TikTok Nazis: Why European youth are embracing far-right ideologies

In December 2024, police carried out 12 arrests and 13 searches in multiple Italian cities, seizing Nazi symbols and firearms from the suspects. The neo-Nazis had conducted propaganda through a network of Telegram channels and coordinated in private chats, where they had been plotting, among other things, an assassination attempt on Prime Minister Giorgia Meloni.

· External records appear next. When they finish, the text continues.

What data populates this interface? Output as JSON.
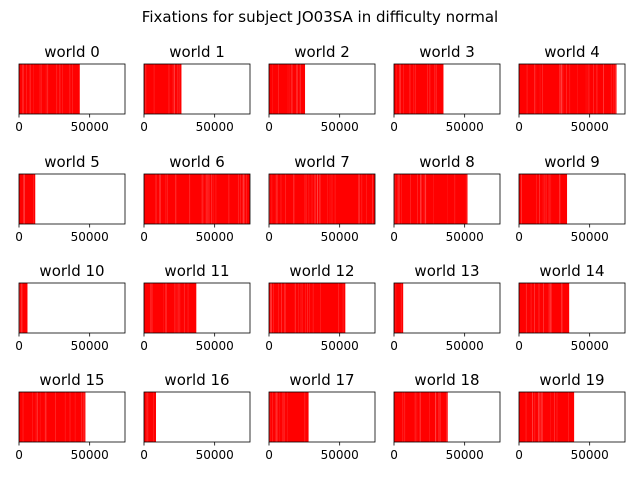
{
  "suptitle": "Fixations for subject JO03SA in difficulty normal",
  "chart_data": {
    "type": "event-strip",
    "title": "Fixations for subject JO03SA in difficulty normal",
    "grid": {
      "rows": 4,
      "cols": 5
    },
    "xlim": [
      0,
      75000
    ],
    "xticks": [
      0,
      50000
    ],
    "xtick_labels": [
      "0",
      "50000"
    ],
    "yticks": [],
    "line_color": "#ff0000",
    "panels": [
      {
        "title": "world 0",
        "extent": 43000
      },
      {
        "title": "world 1",
        "extent": 26500
      },
      {
        "title": "world 2",
        "extent": 25500
      },
      {
        "title": "world 3",
        "extent": 35000
      },
      {
        "title": "world 4",
        "extent": 69000
      },
      {
        "title": "world 5",
        "extent": 11500
      },
      {
        "title": "world 6",
        "extent": 75000
      },
      {
        "title": "world 7",
        "extent": 75000
      },
      {
        "title": "world 8",
        "extent": 52000
      },
      {
        "title": "world 9",
        "extent": 34000
      },
      {
        "title": "world 10",
        "extent": 6000
      },
      {
        "title": "world 11",
        "extent": 37000
      },
      {
        "title": "world 12",
        "extent": 54000
      },
      {
        "title": "world 13",
        "extent": 6500
      },
      {
        "title": "world 14",
        "extent": 35500
      },
      {
        "title": "world 15",
        "extent": 47000
      },
      {
        "title": "world 16",
        "extent": 8500
      },
      {
        "title": "world 17",
        "extent": 28000
      },
      {
        "title": "world 18",
        "extent": 38000
      },
      {
        "title": "world 19",
        "extent": 39000
      }
    ]
  }
}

Meloni herself has stated that there is no place in her party for those nostalgic for the totalitarian regimes of the 20th century. The prime minister has, of course, been presented with reminders of her party’s fascist roots and her past praise for Benito Mussolini, even as she now distances herself from neo-fascism not only in words, but in political actions. Under Meloni’s government, extremists have begun receiving lengthy sentences, and “Roman salutes” now lead to legal proceedings.

A right-wing future

Overall, European neo-Nazi groups are small and, at first glance, do not seem to pose a serious threat. Typically, they are prosecuted for specific criminal acts rather than for their beliefs. Instead of being disbanded outright, they are placed under heightened surveillance.

However, these organizations create a subcultural environment in which anti-immigrant and xenophobic discourse is normalized — primarily through Telegram chats and TikTok content, which caters to younger audiences. The key role in this process belongs to personalized feeds, which are governed by algorithms designed to capture our attention and keep us online for as long as possible. In practice, this promotes the most emotionally provocative or controversial content. From the perspective of social media algorithms, right-wing content is more effective than left-wing posts. Different platforms have different patterns, but it is hardly coincidental that an internal Twitter investigation, conducted before Elon Musk acquired the platform, found that tweets from right-wing politicians and media outlets were amplified in algorithmic home feeds more than those from left-wing sources in six out of seven countries studied, including the U.S., the UK, and Canada. Similarly, a February 2025 study by Global Witness showed that home feeds on TikTok and X in Germany disproportionately recommended far-right content ahead of the federal elections. All of this, of course, can sway public opinion.

From the subculture, young people move into the youth wings of far-right parties, and from there into the parties themselves. In France and Italy, this trend is already evident, while in other countries, such as Croatia, it is only beginning to emerge.

In any case, the boundaries are becoming blurred: youth organizations are more radical than the parties themselves (AfD and Junge Alternative, Fratelli d’Italia and Gioventù Nazionale), neo-Nazi groups turn into political platforms and run in elections (CasaPound Italia), and Nazi slogans are entering the mainstream (the Ustaše “Za dom spremni!”).

The EU’s legislative and procedural framework is clearly unprepared for this. It will need to adapt — and soon.